Wait a second! Jeffrey is a bit of a mad scientist too and has the idea of bringing Elizabeth back to life! All he needs are some gorgeous female body parts for her head to use. Setting out to use the pieces of the best attributes from New York prostitutes Jeffrey sets out to make Frankenhooker!
This is complete B-movie, exploitative, low-budget tasteless trash. And I kind of dig it.
There’s no mistaking Frankenhooker for what it is. You have the title and you get exactly that. Director Frank Henenlotter took his schlocky premise and goes full throttle with it. It doesn’t try to be any more intelligent or creative than what it deserves. It’s for a niche audience and tries to deliver the goods to them.
And that’s what you want when you watch a silly, no-holds-barred B-movie. I have to admire that it delivers on that.
So there’s insipid jokes, disgusting special fx, gratuitous nudity, cheap production values and terrible acting. It’s all rolled up with that distinctive title that should be fair warning to everyone what they’re going to get from it.
Elizabeth (Penthouse Pet Mullen in a fat suit) in that ridiculous lawnmower accident and keeps her head. Then much like in Mary Shelley’s Frankenstein he happens upon the bright idea of bringing her back to life. Luckily, he can go about selecting the perfect body for her head to rest on.
Unlike Steve Martin in The Man With Two Brains, he doesn’t have to settle on just one body. He can pick out the best legs, arms, boobs and butt from unwitting hookers, lop them off, stitch them together and make Elizabeth the perfect woman!
Of course it’s not quite as easy as Jeffrey hopes, which results in one messy, over-the-top explosive evening with a group of hookers. They literally explode for reasons best not to go into. The movie milks the scene for everything it can.
One after another naked hookers spontaneously combust with the help of goofy, unconvincing cutaways to mannequins and limbs flying around.
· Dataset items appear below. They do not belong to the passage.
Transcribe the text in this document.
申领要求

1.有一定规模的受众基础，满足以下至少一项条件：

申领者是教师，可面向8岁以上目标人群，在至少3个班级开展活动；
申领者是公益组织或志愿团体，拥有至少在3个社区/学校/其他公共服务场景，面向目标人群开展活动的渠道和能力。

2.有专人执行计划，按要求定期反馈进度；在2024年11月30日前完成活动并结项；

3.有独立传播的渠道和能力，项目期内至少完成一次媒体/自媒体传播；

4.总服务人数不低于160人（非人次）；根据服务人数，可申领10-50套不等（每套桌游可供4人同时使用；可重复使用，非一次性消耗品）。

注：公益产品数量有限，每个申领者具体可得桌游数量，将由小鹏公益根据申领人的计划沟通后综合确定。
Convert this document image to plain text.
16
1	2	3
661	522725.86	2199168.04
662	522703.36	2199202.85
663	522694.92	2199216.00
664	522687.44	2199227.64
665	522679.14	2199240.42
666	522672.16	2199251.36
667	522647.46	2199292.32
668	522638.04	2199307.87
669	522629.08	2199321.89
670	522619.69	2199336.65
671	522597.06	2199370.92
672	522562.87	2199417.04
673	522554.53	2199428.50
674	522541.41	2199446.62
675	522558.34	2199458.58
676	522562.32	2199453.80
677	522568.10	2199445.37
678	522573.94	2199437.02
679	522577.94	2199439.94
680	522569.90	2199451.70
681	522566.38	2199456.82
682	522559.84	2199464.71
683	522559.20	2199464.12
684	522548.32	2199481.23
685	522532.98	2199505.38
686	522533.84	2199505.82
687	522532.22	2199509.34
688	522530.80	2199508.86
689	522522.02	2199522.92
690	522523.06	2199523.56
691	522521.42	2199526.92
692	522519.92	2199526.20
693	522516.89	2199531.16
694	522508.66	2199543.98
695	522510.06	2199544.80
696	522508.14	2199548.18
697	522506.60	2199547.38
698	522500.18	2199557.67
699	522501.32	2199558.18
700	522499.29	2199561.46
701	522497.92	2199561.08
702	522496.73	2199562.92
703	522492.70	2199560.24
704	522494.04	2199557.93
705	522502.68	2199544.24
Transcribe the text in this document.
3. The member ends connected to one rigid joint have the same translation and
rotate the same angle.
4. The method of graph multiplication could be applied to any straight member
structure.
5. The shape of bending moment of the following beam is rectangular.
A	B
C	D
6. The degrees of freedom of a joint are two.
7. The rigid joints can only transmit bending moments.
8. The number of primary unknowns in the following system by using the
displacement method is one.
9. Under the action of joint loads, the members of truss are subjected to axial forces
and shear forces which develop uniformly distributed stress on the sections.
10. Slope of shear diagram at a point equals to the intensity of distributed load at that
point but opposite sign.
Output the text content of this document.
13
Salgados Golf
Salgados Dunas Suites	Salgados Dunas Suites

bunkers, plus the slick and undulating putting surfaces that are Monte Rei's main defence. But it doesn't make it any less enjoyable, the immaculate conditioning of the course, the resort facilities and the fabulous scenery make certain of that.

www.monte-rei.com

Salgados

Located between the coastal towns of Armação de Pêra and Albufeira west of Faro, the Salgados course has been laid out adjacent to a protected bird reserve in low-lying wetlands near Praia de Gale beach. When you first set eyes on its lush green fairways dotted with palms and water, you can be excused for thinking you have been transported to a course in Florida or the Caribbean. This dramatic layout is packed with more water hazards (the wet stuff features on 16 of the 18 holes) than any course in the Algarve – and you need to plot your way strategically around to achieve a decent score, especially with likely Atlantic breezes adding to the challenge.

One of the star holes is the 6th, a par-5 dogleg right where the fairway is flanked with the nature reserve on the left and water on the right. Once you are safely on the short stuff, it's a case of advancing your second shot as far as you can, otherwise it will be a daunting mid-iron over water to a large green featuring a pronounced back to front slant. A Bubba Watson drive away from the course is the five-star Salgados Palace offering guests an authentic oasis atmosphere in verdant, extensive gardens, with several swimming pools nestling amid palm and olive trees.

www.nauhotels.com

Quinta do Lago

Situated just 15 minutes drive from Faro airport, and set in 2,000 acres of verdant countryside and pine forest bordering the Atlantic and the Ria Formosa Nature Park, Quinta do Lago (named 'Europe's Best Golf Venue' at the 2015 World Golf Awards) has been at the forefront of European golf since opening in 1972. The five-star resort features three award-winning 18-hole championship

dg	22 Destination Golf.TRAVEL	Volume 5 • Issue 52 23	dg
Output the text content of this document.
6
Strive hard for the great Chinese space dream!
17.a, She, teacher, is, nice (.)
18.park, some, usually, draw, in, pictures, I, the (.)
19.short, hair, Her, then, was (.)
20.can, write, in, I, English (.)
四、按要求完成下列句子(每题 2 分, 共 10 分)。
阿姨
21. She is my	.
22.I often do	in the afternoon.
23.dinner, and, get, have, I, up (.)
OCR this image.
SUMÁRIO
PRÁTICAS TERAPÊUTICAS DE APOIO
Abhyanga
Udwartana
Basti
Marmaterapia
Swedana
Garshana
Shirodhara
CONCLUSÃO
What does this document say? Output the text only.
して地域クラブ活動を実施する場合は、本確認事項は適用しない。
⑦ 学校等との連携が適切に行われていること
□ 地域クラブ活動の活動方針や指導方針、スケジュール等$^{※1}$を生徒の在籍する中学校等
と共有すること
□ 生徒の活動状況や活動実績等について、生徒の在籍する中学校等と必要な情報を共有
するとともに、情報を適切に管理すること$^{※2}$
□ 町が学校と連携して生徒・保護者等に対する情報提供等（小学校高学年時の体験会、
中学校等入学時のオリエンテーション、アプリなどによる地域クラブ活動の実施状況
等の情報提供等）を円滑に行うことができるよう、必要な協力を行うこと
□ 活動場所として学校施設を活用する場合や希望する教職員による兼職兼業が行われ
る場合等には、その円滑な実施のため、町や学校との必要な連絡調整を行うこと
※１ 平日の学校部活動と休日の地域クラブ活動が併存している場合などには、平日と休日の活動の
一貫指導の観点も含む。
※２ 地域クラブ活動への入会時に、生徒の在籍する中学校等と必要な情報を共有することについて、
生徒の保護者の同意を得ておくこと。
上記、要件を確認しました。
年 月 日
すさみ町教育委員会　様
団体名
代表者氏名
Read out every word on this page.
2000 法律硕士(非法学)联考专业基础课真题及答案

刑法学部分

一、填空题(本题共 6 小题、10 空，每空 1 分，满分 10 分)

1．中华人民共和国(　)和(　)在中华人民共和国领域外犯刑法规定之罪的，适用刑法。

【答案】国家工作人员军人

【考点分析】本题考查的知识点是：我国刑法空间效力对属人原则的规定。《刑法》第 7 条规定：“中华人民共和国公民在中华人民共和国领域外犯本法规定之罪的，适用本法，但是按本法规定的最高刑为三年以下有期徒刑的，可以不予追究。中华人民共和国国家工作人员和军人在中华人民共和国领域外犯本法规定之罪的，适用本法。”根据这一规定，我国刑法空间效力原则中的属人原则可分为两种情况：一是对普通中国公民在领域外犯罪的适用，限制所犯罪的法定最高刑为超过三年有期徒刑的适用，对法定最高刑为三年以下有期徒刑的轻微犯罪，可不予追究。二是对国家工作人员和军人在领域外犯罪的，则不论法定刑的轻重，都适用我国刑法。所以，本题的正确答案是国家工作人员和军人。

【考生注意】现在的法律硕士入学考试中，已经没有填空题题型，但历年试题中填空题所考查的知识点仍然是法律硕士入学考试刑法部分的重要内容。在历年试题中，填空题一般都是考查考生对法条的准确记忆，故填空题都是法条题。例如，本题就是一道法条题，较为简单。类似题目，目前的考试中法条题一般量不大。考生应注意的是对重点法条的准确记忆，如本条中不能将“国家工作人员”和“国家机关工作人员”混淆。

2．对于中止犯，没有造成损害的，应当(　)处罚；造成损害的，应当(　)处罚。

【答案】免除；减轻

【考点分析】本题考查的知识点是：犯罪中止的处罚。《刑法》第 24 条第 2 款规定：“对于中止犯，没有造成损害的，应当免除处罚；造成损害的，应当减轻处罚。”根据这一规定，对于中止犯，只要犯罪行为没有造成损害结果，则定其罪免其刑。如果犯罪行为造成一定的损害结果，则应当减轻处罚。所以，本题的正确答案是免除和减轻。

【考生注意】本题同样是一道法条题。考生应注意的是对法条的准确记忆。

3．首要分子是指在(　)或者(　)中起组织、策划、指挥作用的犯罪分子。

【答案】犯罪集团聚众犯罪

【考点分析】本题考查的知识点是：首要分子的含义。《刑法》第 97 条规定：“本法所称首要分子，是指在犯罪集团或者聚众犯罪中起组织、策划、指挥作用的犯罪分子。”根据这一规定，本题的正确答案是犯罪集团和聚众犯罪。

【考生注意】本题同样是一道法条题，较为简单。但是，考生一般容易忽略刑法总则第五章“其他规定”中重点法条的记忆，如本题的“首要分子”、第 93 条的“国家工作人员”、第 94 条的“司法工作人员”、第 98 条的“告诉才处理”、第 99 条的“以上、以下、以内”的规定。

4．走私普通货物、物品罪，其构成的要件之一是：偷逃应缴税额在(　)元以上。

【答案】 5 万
It’s so incredibly absurd I can’t help but laugh with the movie.
Luckily that’s not the only screwy scene Frankenhooker has to offer. Things get more outrageous when Elizabeth comes to life with her sewn on head, purple hair, purple nipples and twitchy head movements.
If you’ve gotten into the spirit of the movie by this point Mullen is a hoot to watch. She’s easy on the eyes and is quite funny as she recites hooker-speak to whomever crosses her path. Along with watching unsuspecting customers getting electronic jolts from her. I only wish she had showed up earlier.
It’s a completely ludicrous movie and it’s not for everyone. I don’t always enjoy these type of B-movies, but somehow Frankenhooker wins me over.
It can easily be marked up as a terrible movie for those outside the target audience for it – which I’m thinking is most people. You have to be in the perfect frame of mind and be in the mood to watch pure B-movie gore, comedy and goofiness unfold in a movie like this and be prepared not to take any of it seriously. It will certainly give you a healthy serving of schlock – and makes no apologies for it.